In March, the Public Company Accounting Oversight Board (PCAOB) held hearings about whether to require public companies to change (or “rotate”) their external auditor periodically. Similarly, the European Union has proposed mandatory auditor rotation every six or 12 years.
Mandatory auditor rotation is designed to address a potential conflict of interest between a public company and its auditor. Because an auditor is hired and paid by the public company it audits, the auditor’s desire to maintain a good relationship with its client could conflict with its duty to rigorously question the client’s financial statements.
Advocates of mandatory rotation generally object to the historic coziness between auditors and the management of public companies: the auditors of almost 36 percent of all companies in the Russell 1000 have held that position for 21 years or more. These advocates cite two specific benefits of replacing the auditor every five or 10 years: a term limit for an auditor’s engagement with a company would decrease the auditor’s incentive to ingratiate itself with management, and furthermore, mandatory rotation would keep the current auditor on its toes, since it would fear that a new auditor would expose any previous errors or omissions.
On the other hand, public companies have vigorously argued that the benefits of mandatory rotation are outweighed by its costs. Because multinational corporations are very complex, an auditor must develop company specific knowledge to fully understand the company’s finances. Mandatory rotation would quickly erode this institutional knowledge, reducing audit quality and increasing costs.

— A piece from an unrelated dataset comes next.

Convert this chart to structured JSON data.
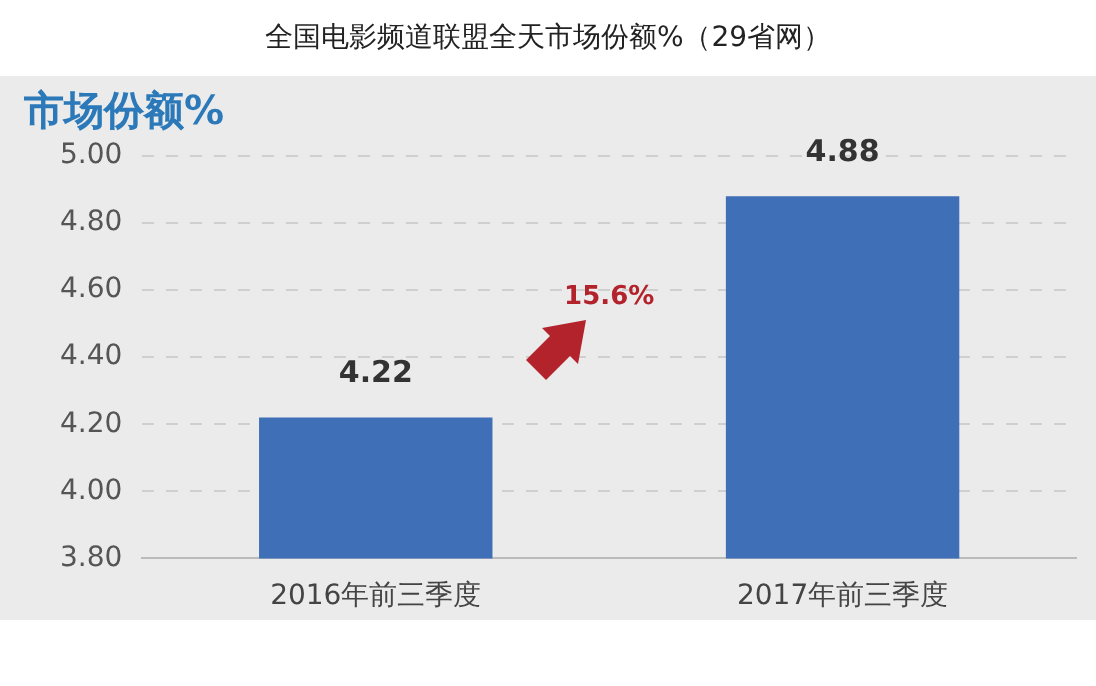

In addition, critics point out that mandatory rotation undermines the role of the audit committee/a> in overseeing the audit process, as expanded by the Sarbanes Oxley Act. That Act made the auditor report to the independent audit committee, which now has the power to appoint and terminate the auditor.
Given these competing arguments, I favor a compromise proposal requiring the independent audit committee to periodically issue a request for proposal (RFP) for the audit engagement, but allowing the existing auditor to bid on the RFP. This proposal would reap most of the benefits of auditor rotation without imposing many of the costs.
Even if the existing auditor usually wins the RFP, the bidding process raises the probability that the audit committee would appoint a new auditor. This would encourage the existing auditor to maintain its professional skepticism more vigilantly. The existing auditor would be worried that any deficiencies in its audits would be discovered if a new auditor were subsequently engaged.
Yet an RFP requirement would not impose large costs on a public company from switching its auditor every five or 10 years. The existing auditor would be replaced only if the audit committee decided that this change met a cost/benefit test in the context of that particular company.
Most importantly, an RFP process would reinforce the critical role of the independent audit committee in the eyes of the external auditor, especially one with a longstanding relationship to the same company. The RFP process would make it clear that the independent directors on the audit committee, not company management, were in charge of choosing the auditor and supervising its work.
Nevertheless, commentators are likely to raise three practical questions about this RFP proposal.
1. How often should the audit committee be required to issue a RFP?
In my view, the answer is every 15 years. This period would allow an audit firm enough time to gain the expertise it needed to understand the complexities of a global company. This period would also be long enough to warrant a serious effort by other large audit firms in responding to these RFPs. Audit fees for 15 years might even persuade one or two middle-size audit firms to develop the capability of auditing multinational companies.
2. Will there be enough firms bidding on the RFP other than the existing auditor?
Even if only one firm other than the existing auditor responds to the RFP, that should be sufficient to obtain most of the benefits of a competitive bidding process, as shown by the bidding for many large defense contracts. Of course, audit firms cannot perform both audit and non-audit services for the same public company. But the regulators could allow any qualified firm to respond to a RFP as long as the firm stopped the non-audit services if it won the RFP for the audit.
3. Will the RFP process make audit firms more likely to fold on tough accounting issues?
With a periodic RFP process, the auditor would make great efforts to serve the needs of the audit committee, not company management. Thus, the RFP process would make the existing auditor to be more responsive to the audit committee — exactly what we want. With the RFP process in mind, the auditor would be more likely to alert the audit committee to close questions on financial reporting and possible areas of debate with company management.
In short, mandatory audit rotation as a blanket rule is probably not cost effective. Instead, the PCAOB should require the audit committee to issue a RFP for the auditor engagement every 15 years, but allow the existing auditor to participate in the bidding process. This process would enhance the auditor’s willingness to make tough calls and reinforce its primary allegiance to the audit committee.